Furthermore, the Demarests submitted the affidavit of James Butrick, a zoning enforcement officer for the Town, who indicated that the subdivision map of Woodwind Farms had never been formally filed with the County Clerk and was, therefore, void.   He noted that plaintiff's applications for building permits were denied in 1990 and 1996 due to the absence of a formal means of ingress and egress to his property.   He stated that he drove on the western road in 1991 and found it passable indicating that, if the western road were improved, it would be sufficient for plaintiff to obtain a building permit.   He also stated that he had traveled along the eastern road which he described as not very well defined consisting mainly of vehicle tracks.
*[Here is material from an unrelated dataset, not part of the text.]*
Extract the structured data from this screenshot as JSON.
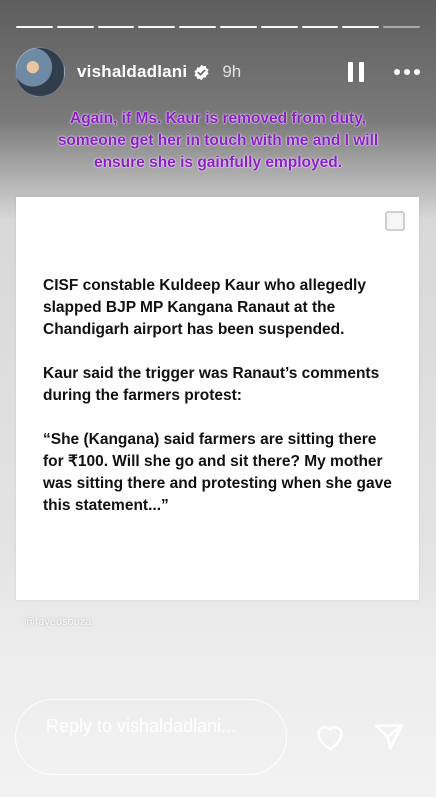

 As noted above, the language of plaintiff's deed does not clearly set forth the location of the right-of-way referred to therein.   The extrinsic evidence submitted by the parties to ascertain the grantor's intent in this regard is severely conflicting.   The right-of-way referenced in plaintiff's deed is described in identical fashion in the deeds of other parties even though its location differs in relationship to each parcel.   Some maps depict the eastern road, some the western road and others both roads, without any apparent explanation for the inconsistency.   There is conflicting testimony concerning Don Craig's representations to the various purchasers as to which lots were subject to the rights of others.   Consequently, we are of the view that questions of fact exist as to whether plaintiff is entitled to an easement by implication arising by grant.

 Likewise, there is inconsistent evidence concerning the extent to which the eastern and western roads were used and their respective conditions.   It is also unclear, based upon this record, whether the eastern road was, in fact, necessary to the beneficial use of plaintiff's property.   In view of this, we also find that questions of fact exist as to whether plaintiff is entitled to an easement by implication arising from prior usage.   Therefore, plaintiff's motion should have been denied.

ORDERED that the judgment is modified, on the law, with costs, by reversing so much thereof as granted plaintiff's motion for summary judgment;  said motion denied;  and, as so modified, affirmed.

CARDONA, P.J.

MERCURE, SPAIN, CARPINELLO and ROSE, JJ., concur.